3. @VolMike Thanks for that – I really must get a copy of Maple it seems.

@Vladimir – Thanks also but I wonder why the result you get is so large? Did you include the assumption that x>0?

4. “@Vladimir – Thanks also but I wonder why the result you get is so large? Did you include the assumption that x>0?”

Oooops, woe unto me, there was a typo. My input was “assuming k>0” while
it should be “assuming x>0”.

I confirm the result by VolMike.

In the given case Maple 12 beats Mathematica 7.

Why my typo occurred – and I did not spot it?

Maybe, it’s because of the following. To tell the truth, by and large, as
long as it is about integration, I got accustomed to see that Mathematica
7 beats Maple 12.

But in this case, Maplesoft got even Wolfram Research :)
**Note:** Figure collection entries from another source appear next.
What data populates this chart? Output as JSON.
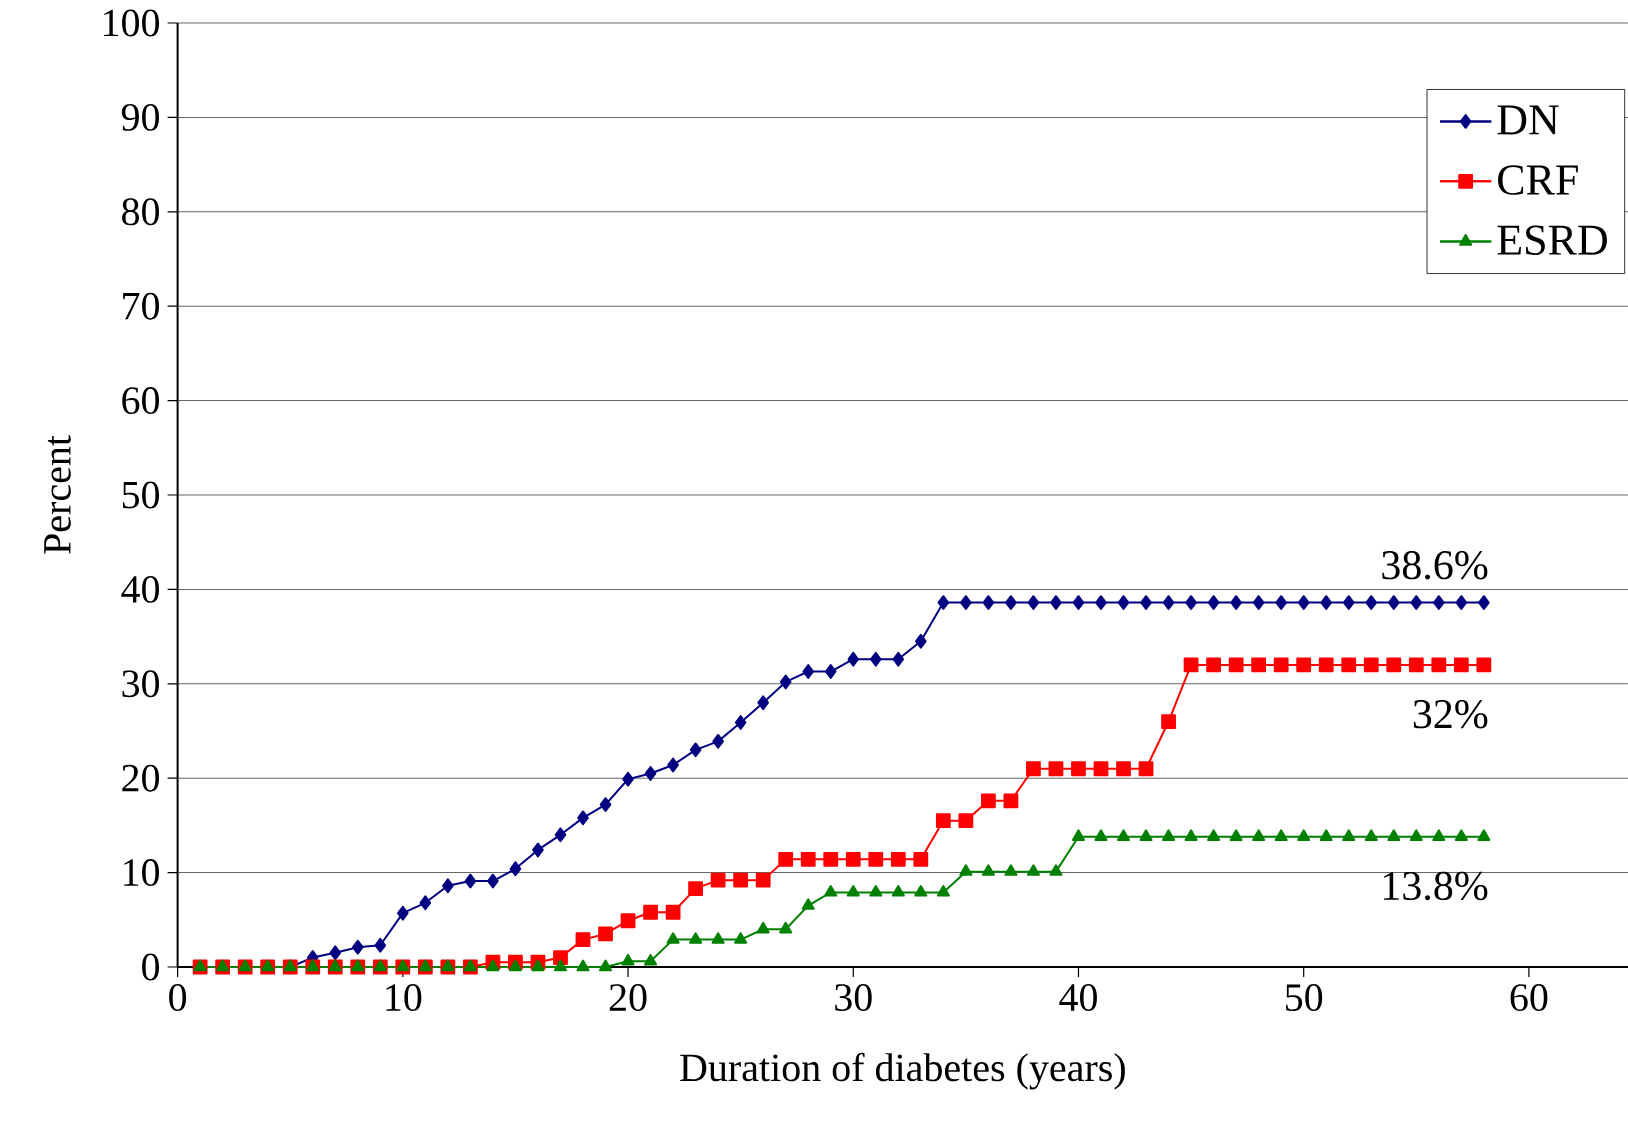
{
  "chart_data": {
    "type": "line",
    "xlabel": "Duration of diabetes (years)",
    "ylabel": "Percent",
    "x": [
      1,
      2,
      3,
      4,
      5,
      6,
      7,
      8,
      9,
      10,
      11,
      12,
      13,
      14,
      15,
      16,
      17,
      18,
      19,
      20,
      21,
      22,
      23,
      24,
      25,
      26,
      27,
      28,
      29,
      30,
      31,
      32,
      33,
      34,
      35,
      36,
      37,
      38,
      39,
      40,
      41,
      42,
      43,
      44,
      45,
      46,
      47,
      48,
      49,
      50,
      51,
      52,
      53,
      54,
      55,
      56,
      57,
      58
    ],
    "series": [
      {
        "name": "DN",
        "color": "#000080",
        "marker": "diamond",
        "values": [
          null,
          null,
          null,
          null,
          0,
          1.0,
          1.5,
          2.1,
          2.3,
          5.7,
          6.8,
          8.6,
          9.1,
          9.1,
          10.4,
          12.4,
          14.0,
          15.8,
          17.2,
          19.9,
          20.5,
          21.4,
          23.0,
          23.9,
          25.9,
          28.0,
          30.2,
          31.3,
          31.3,
          32.6,
          32.6,
          32.6,
          34.5,
          38.6,
          38.6,
          38.6,
          38.6,
          38.6,
          38.6,
          38.6,
          38.6,
          38.6,
          38.6,
          38.6,
          38.6,
          38.6,
          38.6,
          38.6,
          38.6,
          38.6,
          38.6,
          38.6,
          38.6,
          38.6,
          38.6,
          38.6,
          38.6,
          38.6
        ]
      },
      {
        "name": "CRF",
        "color": "#ff0000",
        "marker": "square",
        "values": [
          0,
          0,
          0,
          0,
          0,
          0,
          0,
          0,
          0,
          0,
          0,
          0,
          0,
          0.5,
          0.5,
          0.5,
          1.0,
          2.9,
          3.5,
          4.9,
          5.8,
          5.8,
          8.3,
          9.2,
          9.2,
          9.2,
          11.4,
          11.4,
          11.4,
          11.4,
          11.4,
          11.4,
          11.4,
          15.5,
          15.5,
          17.6,
          17.6,
          21.0,
          21.0,
          21.0,
          21.0,
          21.0,
          21.0,
          26.0,
          32.0,
          32.0,
          32.0,
          32.0,
          32.0,
          32.0,
          32.0,
          32.0,
          32.0,
          32.0,
          32.0,
          32.0,
          32.0,
          32.0
        ]
      },
      {
        "name": "ESRD",
        "color": "#008000",
        "marker": "triangle",
        "values": [
          0,
          0,
          0,
          0,
          0,
          0,
          0,
          0,
          0,
          0,
          0,
          0,
          0,
          0,
          0,
          0,
          0,
          0,
          0,
          0.6,
          0.6,
          2.9,
          2.9,
          2.9,
          2.9,
          4.0,
          4.0,
          6.5,
          7.9,
          7.9,
          7.9,
          7.9,
          7.9,
          7.9,
          10.1,
          10.1,
          10.1,
          10.1,
          10.1,
          13.8,
          13.8,
          13.8,
          13.8,
          13.8,
          13.8,
          13.8,
          13.8,
          13.8,
          13.8,
          13.8,
          13.8,
          13.8,
          13.8,
          13.8,
          13.8,
          13.8,
          13.8,
          13.8
        ]
      }
    ],
    "annotations": [
      "38.6%",
      "32%",
      "13.8%"
    ],
    "xlim": [
      0,
      64.4
    ],
    "ylim": [
      0,
      100
    ],
    "xticks": [
      0,
      10,
      20,
      30,
      40,
      50,
      60
    ],
    "yticks": [
      0,
      10,
      20,
      30,
      40,
      50,
      60,
      70,
      80,
      90,
      100
    ],
    "grid": "y",
    "legend": "top right",
    "line_style": "solid"
  }
}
5. No problem Vladimir – we all make mistakes ;)
Thanks again for your contribution.

6. Not surprisingly, Mable-based Matlab 7.02 gives the same (correct) result as Maple 12, while mupad based Matlab R2008b returns “Explicit integral could not be found.”

7. Hi Robert

Thanks for the feedback. In this case I think Mupad/MATLAB wins over Mathematica. I’d rather be told that it can’t find a result than be given an incorrect one. Not all gaffs are as obviously wrong as this one.

Cheers,
Mike

8. The simple way to avoid (decrease the probability of) such errors is comparing results in CAS’s based on different symbolic (numeric) engines.